Big Labor spent millions getting President Biden elected — and now it’s seeking to enact a law “directing federal power and resources to boost flagging” union rolls, laments Reason’s Eric Boehm. The so-called PRO Act “is a grab bag of Big-Labor agenda items that would extend some of California’s awful independent contractor regulations nationwide” and “abolish so-called right-to-work laws in the 27 states that have passed them.” Biden and the unions insist this is about empowering workers, “but if workers were as eager to join unions as [they] seem to think, they wouldn’t need a powerful federal bureaucracy to encourage that outcome.”

Centrist: United Supremes

The most striking aspect of the Supreme Court’s recent rulings on ObamaCare and religious liberty was the “absence of ideological divisions” from a high court that “Democratic leaders have declared hopelessly divided along ideological lines,” observes Jonathan Turley at USA Today. The largely united decisions mark “the final collapse of the false narrative that has been endlessly repeated like a mantra in Congress and the media.” Critics may continue to insist that the court is “dysfunctional, divided and needs to be radically changed,” but the justices aren’t “cooperating,” issuing instead an “inconvenient line of unanimous decisions.” Yet even as the court “seems to be saying a lot in one voice not just about the law, but about its own institution,” the media will undoubtedly continue to denounce it, “because politics demands it.”
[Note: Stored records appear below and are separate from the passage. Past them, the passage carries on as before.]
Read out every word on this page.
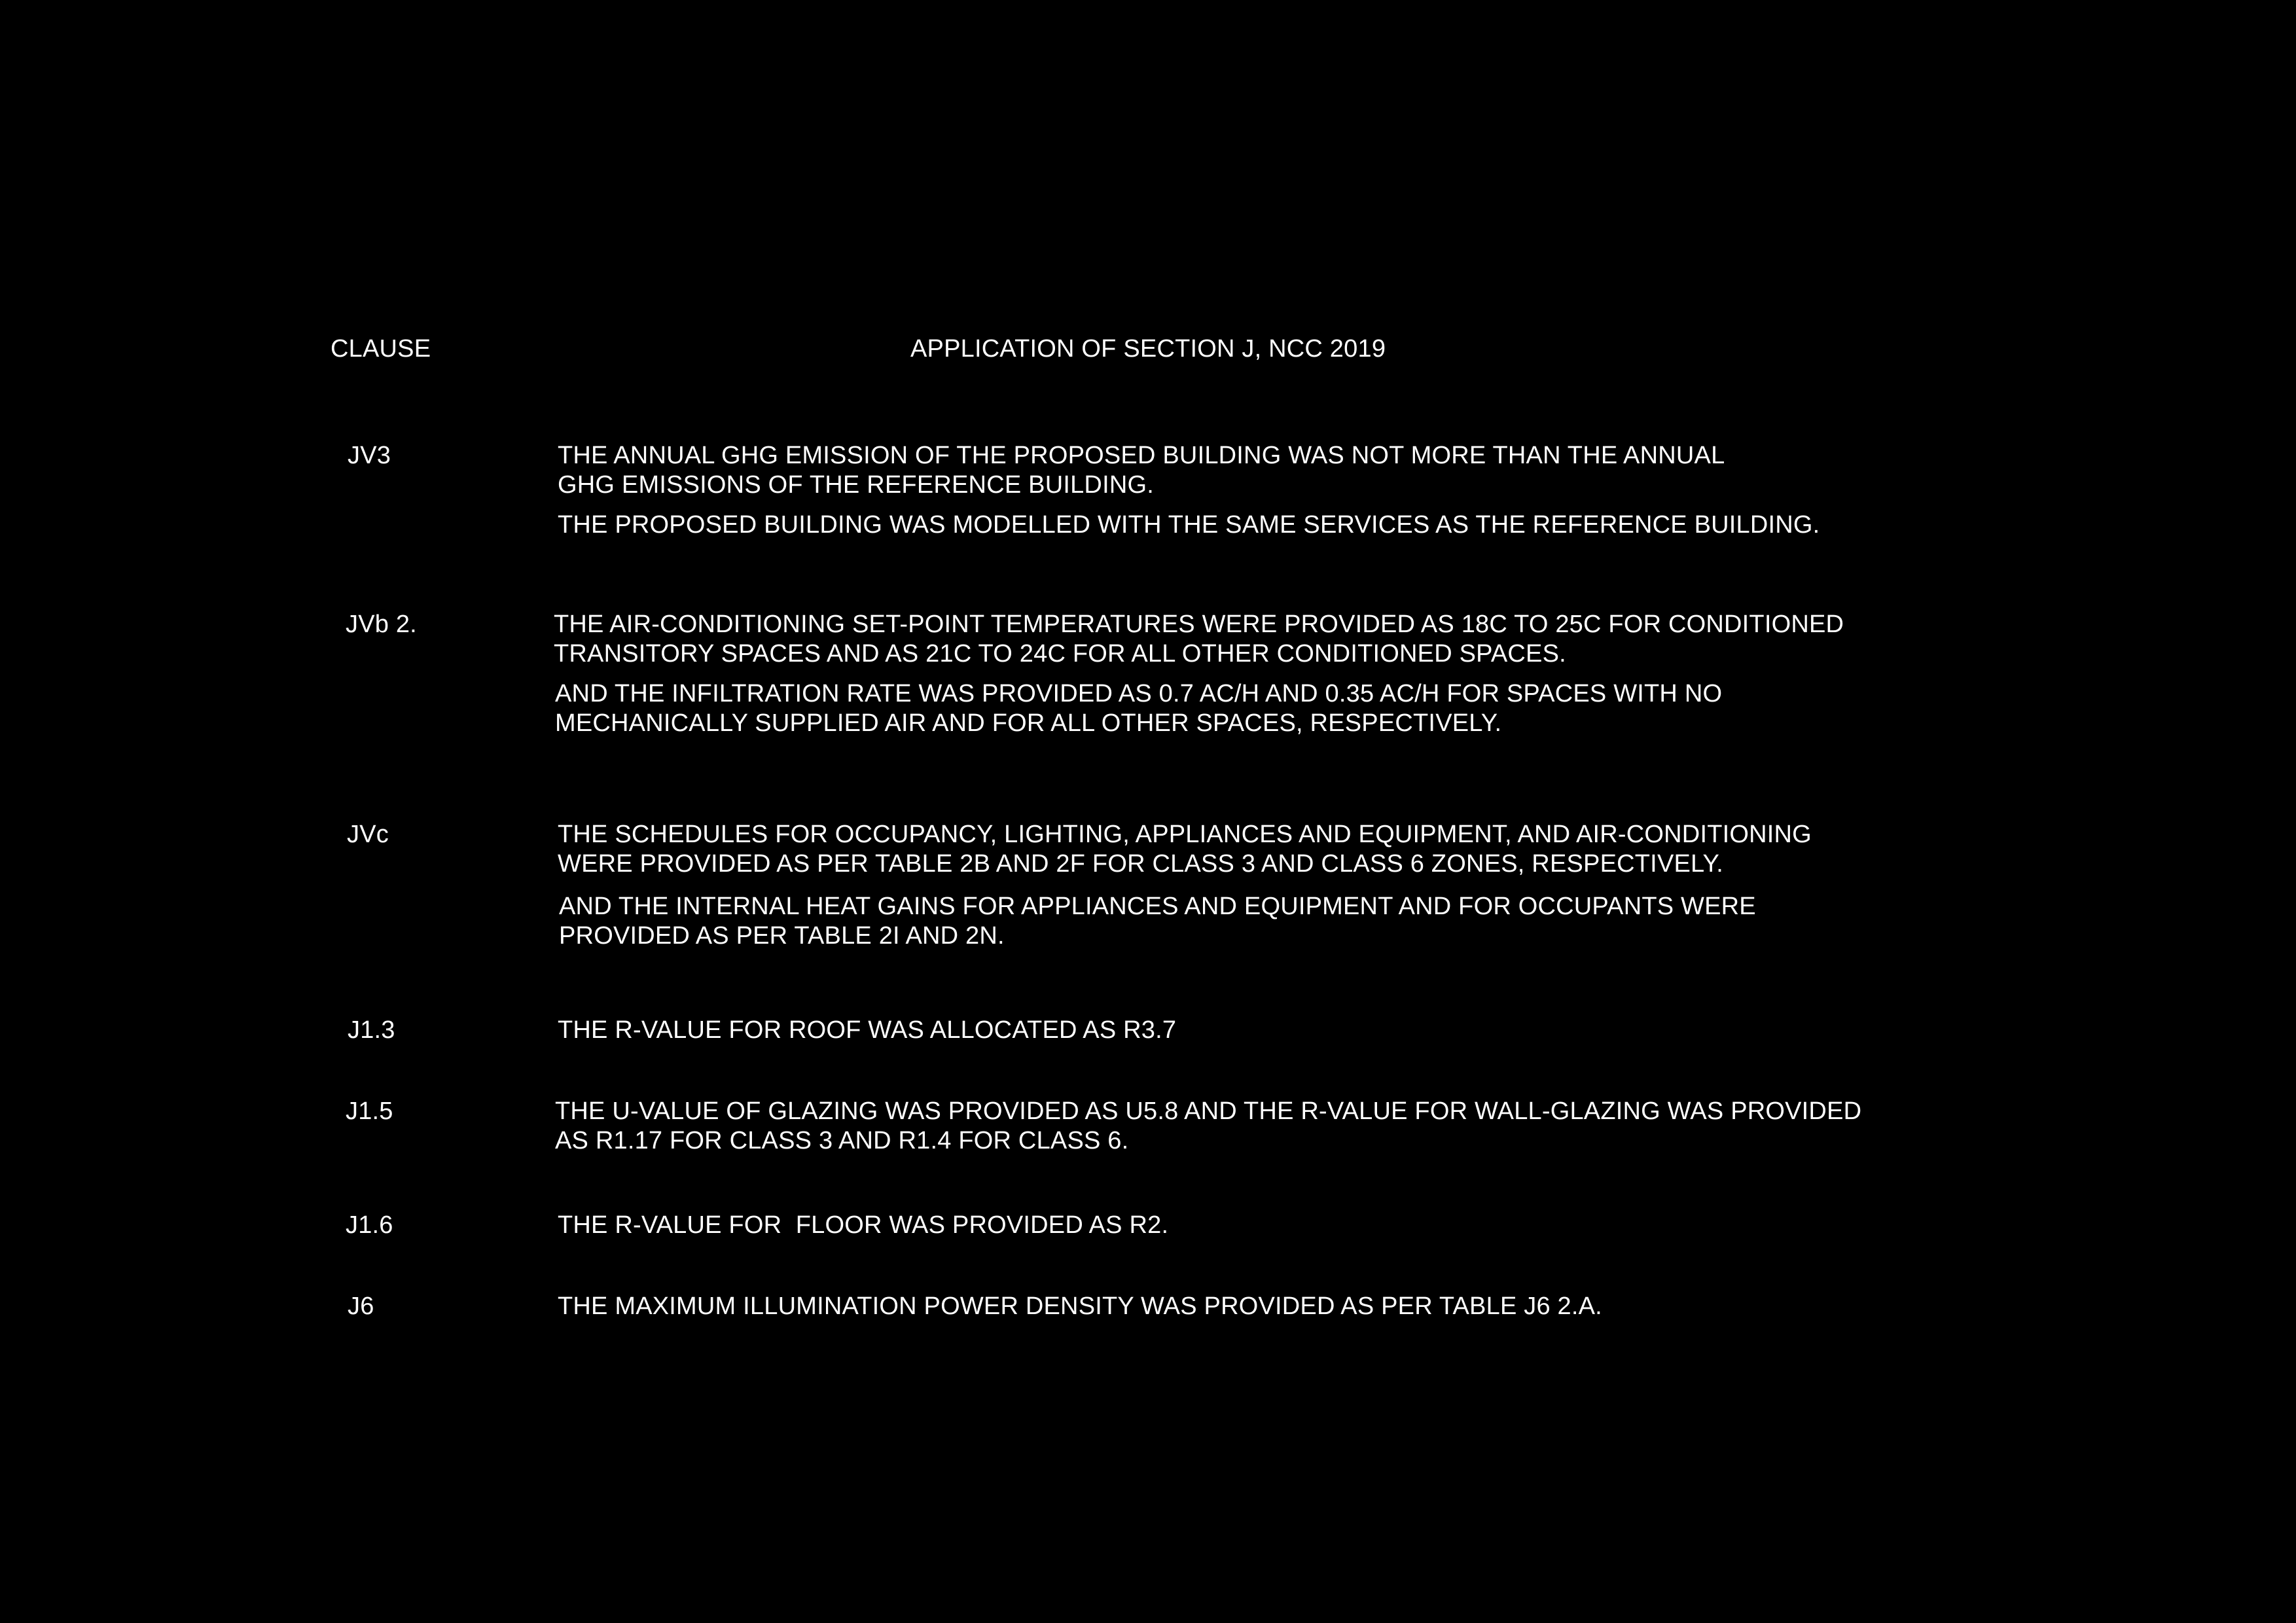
CLAUSE	APPLICATION OF SECTION J, NCC 2019
JV3	THE ANNUAL GHG EMISSION OF THE PROPOSED BUILDING WAS NOT MORE THAN THE ANNUAL
GHG EMISSIONS OF THE REFERENCE BUILDING.

THE PROPOSED BUILDING WAS MODELLED WITH THE SAME SERVICES AS THE REFERENCE BUILDING.

JVb 2.	THE AIR-CONDITIONING SET-POINT TEMPERATURES WERE PROVIDED AS 18C TO 25C FOR CONDITIONED
TRANSITORY SPACES AND AS 21C TO 24C FOR ALL OTHER CONDITIONED SPACES.

AND THE INFILTRATION RATE WAS PROVIDED AS 0.7 AC/H AND 0.35 AC/H FOR SPACES WITH NO
MECHANICALLY SUPPLIED AIR AND FOR ALL OTHER SPACES, RESPECTIVELY.

JVc	THE SCHEDULES FOR OCCUPANCY, LIGHTING, APPLIANCES AND EQUIPMENT, AND AIR-CONDITIONING
WERE PROVIDED AS PER TABLE 2B AND 2F FOR CLASS 3 AND CLASS 6 ZONES, RESPECTIVELY.

AND THE INTERNAL HEAT GAINS FOR APPLIANCES AND EQUIPMENT AND FOR OCCUPANTS WERE
PROVIDED AS PER TABLE 2I AND 2N.

J1.3	THE R-VALUE FOR ROOF WAS ALLOCATED AS R3.7

J1.5	THE U-VALUE OF GLAZING WAS PROVIDED AS U5.8 AND THE R-VALUE FOR WALL-GLAZING WAS PROVIDED
AS R1.17 FOR CLASS 3 AND R1.4 FOR CLASS 6.

J1.6	THE R-VALUE FOR  FLOOR WAS PROVIDED AS R2.

J6	THE MAXIMUM ILLUMINATION POWER DENSITY WAS PROVIDED AS PER TABLE J6 2.A.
Crime beat: A Wake-Up Call in Atlanta

The “mind-numbing randomness, brazenness and, even worse, casualness of violence afflicting Atlanta” has the upscale Buckhead neighborhood “wanting to break away from Atlanta to form its own city” with “its own police force,” writes The Atlanta Journal-Constitution’s Bill Torpy. Atlanta shootings are up 40 percent this year, but police often see “the same ne’er-do-wells walking the streets the next day,” thanks to a “broken” criminal-justice system. “Buckhead is almost three-quarters white,” yet “in black neighborhoods across the city, victims are widespread, and residents there want police to protect them, too.” But Buckhead can get attention, because its departure would “take away 40 percent of the city’s income.” It should be “one loud wake-up call.”
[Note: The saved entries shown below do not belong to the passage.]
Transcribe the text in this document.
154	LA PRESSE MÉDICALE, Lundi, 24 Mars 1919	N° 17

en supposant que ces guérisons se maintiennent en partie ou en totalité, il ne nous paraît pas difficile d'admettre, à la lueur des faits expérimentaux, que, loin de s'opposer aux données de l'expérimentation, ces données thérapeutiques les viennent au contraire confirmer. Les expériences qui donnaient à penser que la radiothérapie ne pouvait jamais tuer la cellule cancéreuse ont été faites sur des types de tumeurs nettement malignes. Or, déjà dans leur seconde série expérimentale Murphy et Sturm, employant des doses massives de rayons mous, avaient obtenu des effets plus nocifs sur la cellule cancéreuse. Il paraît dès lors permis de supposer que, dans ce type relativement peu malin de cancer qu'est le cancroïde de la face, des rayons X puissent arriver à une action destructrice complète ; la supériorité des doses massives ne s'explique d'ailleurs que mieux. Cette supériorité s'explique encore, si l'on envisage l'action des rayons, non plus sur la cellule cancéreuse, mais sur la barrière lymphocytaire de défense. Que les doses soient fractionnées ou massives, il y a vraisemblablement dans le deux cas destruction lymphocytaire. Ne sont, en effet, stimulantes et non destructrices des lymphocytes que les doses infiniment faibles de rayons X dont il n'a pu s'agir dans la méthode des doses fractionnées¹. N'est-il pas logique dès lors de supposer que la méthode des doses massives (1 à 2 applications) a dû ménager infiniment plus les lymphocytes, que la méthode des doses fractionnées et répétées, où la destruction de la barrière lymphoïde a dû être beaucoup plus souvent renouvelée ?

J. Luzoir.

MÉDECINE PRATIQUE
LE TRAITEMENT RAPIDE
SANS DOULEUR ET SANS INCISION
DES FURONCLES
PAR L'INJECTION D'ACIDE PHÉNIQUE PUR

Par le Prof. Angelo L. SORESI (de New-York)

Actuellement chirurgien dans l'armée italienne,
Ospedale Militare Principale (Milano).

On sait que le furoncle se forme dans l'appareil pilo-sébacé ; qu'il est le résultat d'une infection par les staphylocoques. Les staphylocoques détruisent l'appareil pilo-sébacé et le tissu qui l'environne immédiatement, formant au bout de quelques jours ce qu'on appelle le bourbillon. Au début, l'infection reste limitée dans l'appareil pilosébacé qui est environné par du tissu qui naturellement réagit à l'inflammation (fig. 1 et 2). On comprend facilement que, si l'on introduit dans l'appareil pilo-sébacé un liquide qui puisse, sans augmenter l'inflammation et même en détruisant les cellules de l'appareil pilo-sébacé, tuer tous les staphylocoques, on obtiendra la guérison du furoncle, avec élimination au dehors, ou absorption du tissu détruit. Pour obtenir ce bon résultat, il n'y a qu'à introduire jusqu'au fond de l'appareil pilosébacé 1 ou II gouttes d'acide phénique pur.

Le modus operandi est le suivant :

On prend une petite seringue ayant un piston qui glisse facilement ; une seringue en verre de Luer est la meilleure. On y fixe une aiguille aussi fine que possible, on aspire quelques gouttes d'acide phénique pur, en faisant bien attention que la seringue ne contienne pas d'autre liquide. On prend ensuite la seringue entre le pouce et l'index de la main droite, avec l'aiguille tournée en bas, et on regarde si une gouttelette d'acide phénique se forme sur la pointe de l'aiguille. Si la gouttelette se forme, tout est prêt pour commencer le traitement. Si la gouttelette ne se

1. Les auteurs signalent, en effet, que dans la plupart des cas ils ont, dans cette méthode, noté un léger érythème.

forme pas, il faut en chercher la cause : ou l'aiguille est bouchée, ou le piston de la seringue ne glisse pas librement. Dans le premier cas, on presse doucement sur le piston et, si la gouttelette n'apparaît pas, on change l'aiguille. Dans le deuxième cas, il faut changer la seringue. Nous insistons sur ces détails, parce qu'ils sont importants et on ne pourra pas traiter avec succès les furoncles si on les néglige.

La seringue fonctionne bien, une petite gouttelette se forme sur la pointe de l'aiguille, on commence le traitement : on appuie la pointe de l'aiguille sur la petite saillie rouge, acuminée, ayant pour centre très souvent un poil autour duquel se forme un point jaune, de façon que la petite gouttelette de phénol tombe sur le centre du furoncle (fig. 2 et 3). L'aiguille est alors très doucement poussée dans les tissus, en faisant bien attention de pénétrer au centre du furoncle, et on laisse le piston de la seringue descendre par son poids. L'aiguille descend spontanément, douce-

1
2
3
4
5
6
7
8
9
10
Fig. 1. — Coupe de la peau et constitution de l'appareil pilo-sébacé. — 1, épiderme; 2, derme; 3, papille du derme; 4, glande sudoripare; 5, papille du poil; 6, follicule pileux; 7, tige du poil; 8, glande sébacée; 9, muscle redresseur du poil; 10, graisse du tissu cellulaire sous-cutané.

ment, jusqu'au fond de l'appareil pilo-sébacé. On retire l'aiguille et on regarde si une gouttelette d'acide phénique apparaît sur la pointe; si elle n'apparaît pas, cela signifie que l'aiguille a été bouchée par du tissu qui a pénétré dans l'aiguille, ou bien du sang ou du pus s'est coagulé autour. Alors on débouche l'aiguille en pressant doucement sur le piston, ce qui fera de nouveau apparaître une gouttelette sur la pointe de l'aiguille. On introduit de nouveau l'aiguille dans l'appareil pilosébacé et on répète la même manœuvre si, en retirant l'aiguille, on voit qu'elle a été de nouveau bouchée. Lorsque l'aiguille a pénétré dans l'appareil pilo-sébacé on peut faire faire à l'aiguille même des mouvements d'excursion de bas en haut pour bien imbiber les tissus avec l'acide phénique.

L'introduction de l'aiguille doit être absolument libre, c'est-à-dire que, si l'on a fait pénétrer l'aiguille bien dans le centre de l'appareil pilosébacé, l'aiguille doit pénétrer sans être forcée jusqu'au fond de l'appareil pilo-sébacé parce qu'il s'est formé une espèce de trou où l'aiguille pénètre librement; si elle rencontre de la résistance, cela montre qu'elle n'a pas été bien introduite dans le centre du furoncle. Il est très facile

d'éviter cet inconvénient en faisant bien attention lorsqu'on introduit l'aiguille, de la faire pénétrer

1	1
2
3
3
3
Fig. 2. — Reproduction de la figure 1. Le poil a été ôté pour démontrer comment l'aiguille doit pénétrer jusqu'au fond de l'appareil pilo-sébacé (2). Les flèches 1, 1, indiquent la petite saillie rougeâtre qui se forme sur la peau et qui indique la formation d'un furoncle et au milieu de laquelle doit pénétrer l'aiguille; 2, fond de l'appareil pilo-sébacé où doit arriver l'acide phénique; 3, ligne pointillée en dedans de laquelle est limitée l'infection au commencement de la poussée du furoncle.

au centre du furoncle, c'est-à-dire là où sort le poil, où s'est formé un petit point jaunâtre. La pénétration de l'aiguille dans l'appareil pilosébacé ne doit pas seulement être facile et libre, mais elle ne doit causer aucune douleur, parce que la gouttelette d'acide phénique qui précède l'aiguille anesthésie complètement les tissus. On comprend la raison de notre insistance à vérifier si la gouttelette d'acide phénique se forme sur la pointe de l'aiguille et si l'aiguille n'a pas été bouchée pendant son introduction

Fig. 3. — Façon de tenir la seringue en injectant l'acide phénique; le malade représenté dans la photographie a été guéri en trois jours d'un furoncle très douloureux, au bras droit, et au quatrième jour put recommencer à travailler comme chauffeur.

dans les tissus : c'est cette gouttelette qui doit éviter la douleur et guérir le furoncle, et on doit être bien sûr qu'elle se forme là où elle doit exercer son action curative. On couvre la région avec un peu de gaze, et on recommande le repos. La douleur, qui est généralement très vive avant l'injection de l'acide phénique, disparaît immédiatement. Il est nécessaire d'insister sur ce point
Culture critic: RIP, Janet Malcolm

At First Things, Helen Andrews assesses the complex legacy of veteran New Yorker magazine scribe Janet Malcolm, who died last week — and whose “cold, precise, unsparing” journalistic style recalled that of the great Russian writer Anton Chekhov. She was born to a psychiatrist father, and “psychoanalysis was a constant presence in Malcolm’s journalism.” The shrink’s couch formed her “eye for the telling detail” and “taught Malcolm a certain bleakness” about the world — and her own profession. Yet her “most famous line” — that “every journalist who is not too stupid or full of himself to notice what is going on knows that what he does is morally indefensible” — helped spread cynicism about reporters. The result, Andrews laments, is that now “every trace of authenticity has been scrubbed from press interviews.” 

Media watch: Suppressing the Truth

“From the lab-leak theory to the Lafayette Square tear-gassing, anti-Trump bias blinded our news media,” declares Wilfred Reilly at Spiked Online. “Except perhaps for the Hunter Biden story,” there was no “potentially major and obviously newsworthy story more intensely suppressed than the lab-leak explanation for COVID’s origins,” but it was just “revealed quite possibly to be correct.” Pols and press called then-President Donald Trump “reckless” for touting hydroxychloroquine, yet “a major study” has found “it increases survival rates for COVID patients by almost 200 percent.” And the claim “Trump had ‘tear-gassed peaceful protesters’ ” to stage a photo-op turned out to be “complete nonsense.” Tellingly, all these facts only came out when Joe Biden became president. This “mainstream-media swiveling” causes “latent social distrust that has no imaginable upside.”